Library	What it solves
`agent-step-log`	Per-step JSONL logging (produces the log that debug-replay reads)
`agent-run-id`	Run IDs for correlating logs to specific runs
`agent-resume`	Resume from a checkpoint after finding and fixing the failure
`agenttap`	Wire-level capture for even more detailed replay
`agent-decision-log`	WHY-layer logs that complement step-level WHAT logs

The debugging workflow: agent-step-log records the run, agent-debug-replay lets you navigate it, agent-resume lets you re-run from a checkpoint after the fix.

What's Next

Notebook integration: a Jupyter widget that renders the step-through as an interactive cell. Click forward/backward through steps and see state update in-place.

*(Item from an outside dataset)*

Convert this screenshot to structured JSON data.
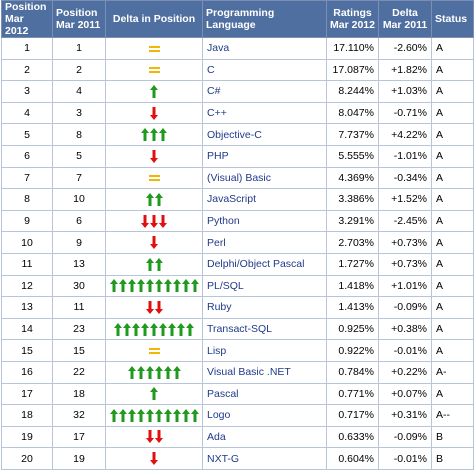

Diff replay: given two run logs (one passing, one failing), highlight the divergence point — where the two runs started producing different steps. This is the most common debugging scenario for regressions.

A web UI: a minimal Flask/FastAPI endpoint that serves a step-through UI in the browser. Load the JSONL, browse steps, click into context. This would be significantly more usable than the programmatic API for non-engineering stakeholders.

Built as part of the agent-stack family: composable Python primitives for production LLM agents.